According to Timothy Middelton’s article over at MSN Money, dollar cost averaging is “a salesman’s tool to prize away in small increments the larger sum he couldn’t talk you out of in the first place.”
My primary problem right now, is that I don’t just have thousands of dollars sitting around that need to be invested. Tammy and I set aside a certain percentage of our paychecks for savings and Roth IRAs (this is after our employer 401ks). By virtue of this circumstance, the only feasible investment strategy we have is dollar cost averaging.
Is Middleton right? He used an example of the past 12 months investing in the Vanguard Total Stock Index Fund. The fundamental problem? He used an example of investing over 12 months. 2004 was an interesting year, but it certainly didn’t represent a market cycle (my definition of a market cycle is a theoretical time period of advances and corrections over 10 to 15 years). To achieve the diversification that you would actually need to invest a lump sum and out perform dollar cost averaging, you would have to have the right mix of stocks, bonds, commodities, and currencies. That’s a lot to predict. And you’d have to continue adjusting that portfolio.
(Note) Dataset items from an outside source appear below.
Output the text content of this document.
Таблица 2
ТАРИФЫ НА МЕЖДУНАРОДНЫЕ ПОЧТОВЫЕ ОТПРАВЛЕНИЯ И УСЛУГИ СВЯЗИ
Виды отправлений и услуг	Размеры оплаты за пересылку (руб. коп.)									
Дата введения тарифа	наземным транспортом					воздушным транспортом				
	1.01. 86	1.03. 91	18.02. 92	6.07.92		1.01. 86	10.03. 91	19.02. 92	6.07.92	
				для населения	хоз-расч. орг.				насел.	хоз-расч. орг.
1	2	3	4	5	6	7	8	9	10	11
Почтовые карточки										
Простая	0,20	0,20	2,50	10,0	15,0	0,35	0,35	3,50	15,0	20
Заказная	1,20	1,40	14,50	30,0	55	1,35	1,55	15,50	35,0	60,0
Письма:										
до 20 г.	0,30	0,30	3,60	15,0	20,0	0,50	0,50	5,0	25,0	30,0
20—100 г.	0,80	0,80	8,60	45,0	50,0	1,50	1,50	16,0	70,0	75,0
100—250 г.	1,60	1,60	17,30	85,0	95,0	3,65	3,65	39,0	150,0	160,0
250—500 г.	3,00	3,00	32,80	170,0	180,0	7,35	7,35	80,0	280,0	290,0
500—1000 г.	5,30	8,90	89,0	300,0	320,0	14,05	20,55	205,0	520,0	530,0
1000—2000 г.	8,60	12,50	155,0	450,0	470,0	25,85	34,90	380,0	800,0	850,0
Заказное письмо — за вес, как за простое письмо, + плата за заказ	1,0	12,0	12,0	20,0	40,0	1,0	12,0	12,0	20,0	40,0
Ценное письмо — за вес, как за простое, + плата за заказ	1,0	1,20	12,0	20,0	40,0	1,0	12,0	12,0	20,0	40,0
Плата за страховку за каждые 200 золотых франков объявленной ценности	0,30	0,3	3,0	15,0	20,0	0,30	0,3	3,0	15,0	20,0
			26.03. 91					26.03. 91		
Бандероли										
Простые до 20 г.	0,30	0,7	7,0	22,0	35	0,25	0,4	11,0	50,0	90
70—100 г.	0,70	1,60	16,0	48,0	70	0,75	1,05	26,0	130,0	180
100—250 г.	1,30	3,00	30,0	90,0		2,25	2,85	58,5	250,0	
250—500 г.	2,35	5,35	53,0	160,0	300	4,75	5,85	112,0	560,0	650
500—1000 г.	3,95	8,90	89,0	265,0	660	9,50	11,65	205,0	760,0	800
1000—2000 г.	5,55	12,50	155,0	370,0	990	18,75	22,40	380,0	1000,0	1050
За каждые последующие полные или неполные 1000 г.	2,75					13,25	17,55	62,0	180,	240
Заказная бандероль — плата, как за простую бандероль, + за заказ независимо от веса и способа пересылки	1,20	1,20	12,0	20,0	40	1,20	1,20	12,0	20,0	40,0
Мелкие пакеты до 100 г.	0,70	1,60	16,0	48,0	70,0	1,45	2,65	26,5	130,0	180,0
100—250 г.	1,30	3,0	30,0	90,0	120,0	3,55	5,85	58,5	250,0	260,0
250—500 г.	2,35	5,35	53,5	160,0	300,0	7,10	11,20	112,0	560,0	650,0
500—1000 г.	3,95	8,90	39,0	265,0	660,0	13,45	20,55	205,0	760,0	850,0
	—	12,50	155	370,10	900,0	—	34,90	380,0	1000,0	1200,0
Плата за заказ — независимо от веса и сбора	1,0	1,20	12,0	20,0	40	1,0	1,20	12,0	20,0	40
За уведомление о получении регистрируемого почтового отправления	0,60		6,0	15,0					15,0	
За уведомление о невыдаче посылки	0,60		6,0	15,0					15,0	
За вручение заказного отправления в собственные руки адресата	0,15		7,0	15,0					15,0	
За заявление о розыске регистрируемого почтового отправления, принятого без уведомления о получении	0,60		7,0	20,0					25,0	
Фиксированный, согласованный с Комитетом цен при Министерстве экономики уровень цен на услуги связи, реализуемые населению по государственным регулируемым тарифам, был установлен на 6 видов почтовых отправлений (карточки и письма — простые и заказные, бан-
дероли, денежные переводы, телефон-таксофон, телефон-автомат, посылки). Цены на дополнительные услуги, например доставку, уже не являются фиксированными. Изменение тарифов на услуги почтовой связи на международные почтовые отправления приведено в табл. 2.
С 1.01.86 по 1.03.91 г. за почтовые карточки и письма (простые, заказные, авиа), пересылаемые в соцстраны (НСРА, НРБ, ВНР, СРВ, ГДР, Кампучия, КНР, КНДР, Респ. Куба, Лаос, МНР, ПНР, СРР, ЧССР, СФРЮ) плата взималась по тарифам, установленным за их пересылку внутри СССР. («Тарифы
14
I’m not going to pass judgment on his overall thesis, but his execution of a compelling argument failed. 12 months is not enough time to prove or disprove a market strategy. The law of large numbers seems to indicate that executing the strategies outlined in the article over time would yield the same central tendency. Central tendency refers to an average. In the end, it sounds like dollar cost averaging, to me.